Stop Calling Everything a Black Swan. You’re Missing the Point.


Very few people truly understand what a Black Swan is.

Most just see a rare event or a large, sudden shock and immediately label it a Black Swan.
But that’s not how it works.

Nassim Taleb — the author who popularized the concept — is openly frustrated by this careless usage.
According to him, it dilutes the warning power and the seriousness of the idea.
He has even mocked the financial and media world for mislabeling countless events as Black Swans.

Taleb said:

“If you can imagine it, then it’s not a Black Swan.”

So what is a real Black Swan?

According to Taleb, a true Black Swan must satisfy all three conditions:

  1. It cannot be predicted using past data or existing models

  2. It causes a massive systemic impact, reshaping the way we understand and operate in the world

  3. It is only rationalized after it happens — meaning it was entirely invisible beforehand

If an event is surprising and has a large impact, but was already warned about or imaginable in advance, then it’s not a Black Swan.
It’s a Gray Swan.

Gray Swans may also be dangerous, but they are simply rare — not invisible and not fundamentally unpredictable.

A Black Swan is both invisible and unpredictableuntil it happens.

This is also why, in Trading the Unknown, I rarely call extreme events “Black Swans.”

Because most things we label as Black Swans are, in fact, just Gray Swans — natural outcomes of a world that is nonlinear, uncertain, and governed by fat-tailed distributions. 

The 2008 financial crisis? A Gray Swan.
Many had foreseen the collapse of the subprime mortgage market. Most people just didn’t want to listen.

COVID-19? Also a Gray Swan.
WHO, Bill Gates, and numerous public health experts had warned early on about the risk of a global pandemic from a novel virus.

Yes, these events were rare and disruptive — but they did not satisfy the first condition: unpredictability.

And most of the other market shocks you see?
They don’t even qualify as Gray Swans.

  • A stock dropping 80%

  • Oil going negative

  • Coins crashing 80–90%

  • Trump tweeting and sending the market into panic

These things may sound wild, but they don't fundamentally reshape the system.
And they’re not outside expectations if you understand how the real world operates — nonlinear dynamics and fat-tailed risk.

So if those aren’t Black Swans… what the hell is?

Let me say it again:

A Black Swan is something that:

  • No one thought of

  • Didn’t exist in any forecasting model

  • And once it hits, it changes the entire system — and we only understand it after it’s done

In real life, we may not have truly encountered a pure Black Swan yet.
And that’s exactly what makes it dangerous.

When it shows up, no one is ready.
You only realize it when it’s already done its work.

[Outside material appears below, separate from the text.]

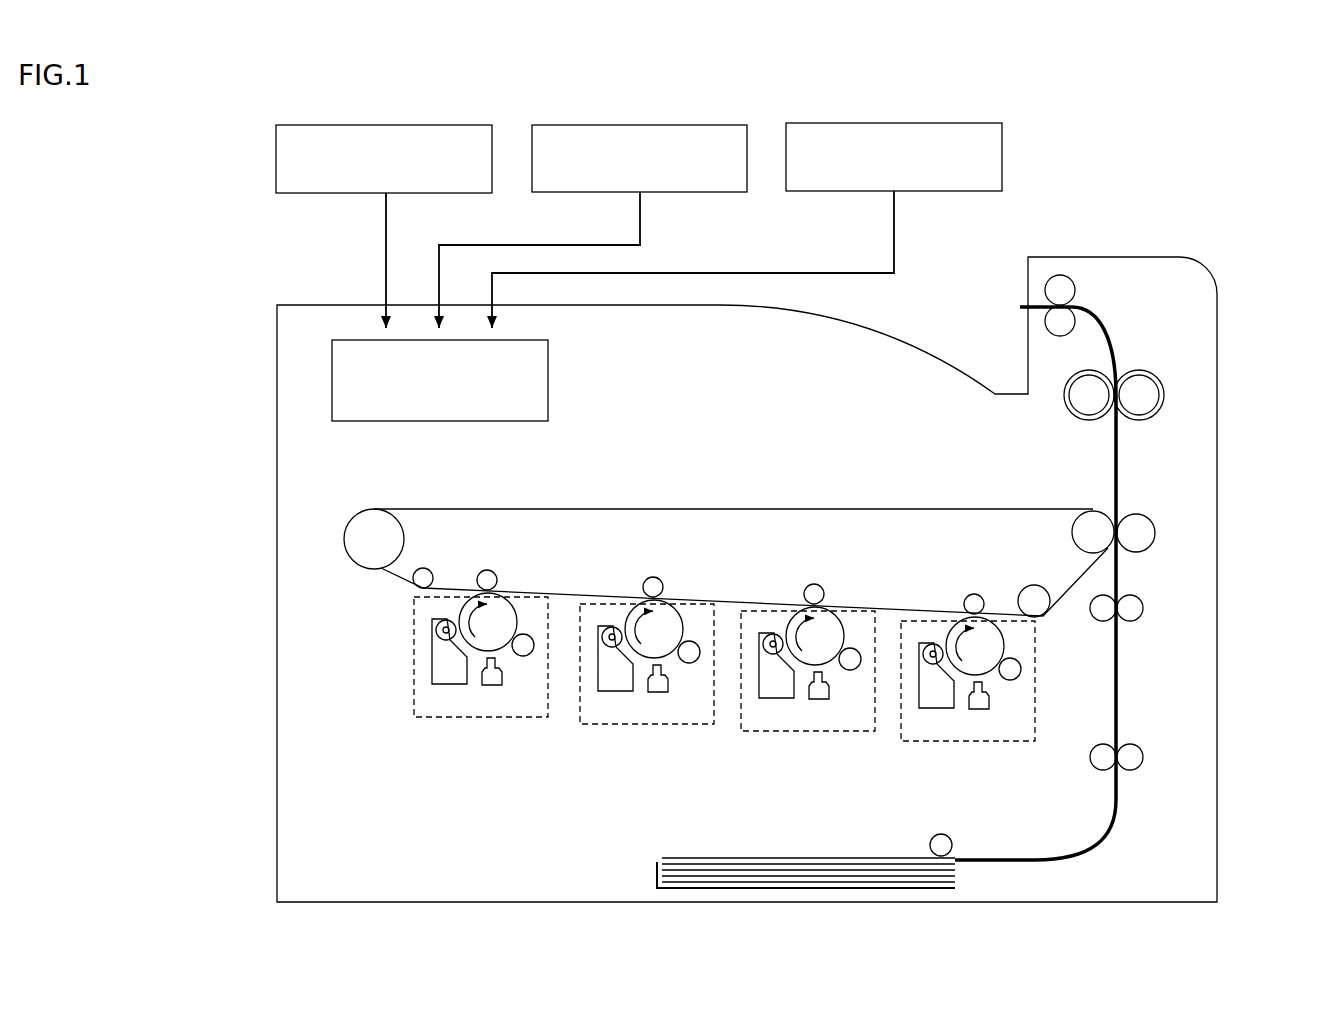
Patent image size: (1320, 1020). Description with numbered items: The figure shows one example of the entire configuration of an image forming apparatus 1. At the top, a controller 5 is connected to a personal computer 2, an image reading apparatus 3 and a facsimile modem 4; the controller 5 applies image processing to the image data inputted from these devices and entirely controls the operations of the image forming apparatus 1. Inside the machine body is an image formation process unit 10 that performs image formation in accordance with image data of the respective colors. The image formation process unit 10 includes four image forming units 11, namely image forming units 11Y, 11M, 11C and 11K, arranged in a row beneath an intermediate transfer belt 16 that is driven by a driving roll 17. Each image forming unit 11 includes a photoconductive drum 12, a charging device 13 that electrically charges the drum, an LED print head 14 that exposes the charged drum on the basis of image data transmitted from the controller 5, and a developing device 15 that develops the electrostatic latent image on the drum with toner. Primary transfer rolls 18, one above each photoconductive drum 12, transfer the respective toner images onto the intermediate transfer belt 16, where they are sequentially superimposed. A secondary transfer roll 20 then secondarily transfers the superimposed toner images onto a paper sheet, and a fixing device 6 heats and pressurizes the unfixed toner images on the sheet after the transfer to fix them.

Still, there are a few events that could qualify as Black Swans:

  • 9/11: No one imagined commercial planes could be used to attack America’s most iconic structures

  • The collapse of the Soviet Union: Almost no political analyst foresaw the timing or speed of its disintegration

  • The rise of the Internet: From a military communication system to the foundation of modern civilization

  • Bitcoin and blockchain: A whitepaper by an anonymous figure is now threatening global financial systems

  • Generative AI (LLMs): Exceeding expectations, reshaping industries, and bringing risks no one knows how to control

  • A nonlinear climate scenario: A sudden tipping point outside all current models, leading to irreversible collapse…

A Black Swan isn’t always loud.

It doesn’t always arrive with a bang.
It might not cause immediate visible damage.
Sometimes, it creeps in silently — eroding the old system until everything you trusted is no longer there.

Understand Black Swans properly — or risk being destroyed by your own misjudgment.
Don’t label every shock as a Black Swan before you truly understand it.

Doing so only makes you more complacent toward real uncertainty.

Always remember: the Black Swan is invisible.
It’s the thing you never saw coming — until it slaps you in the face.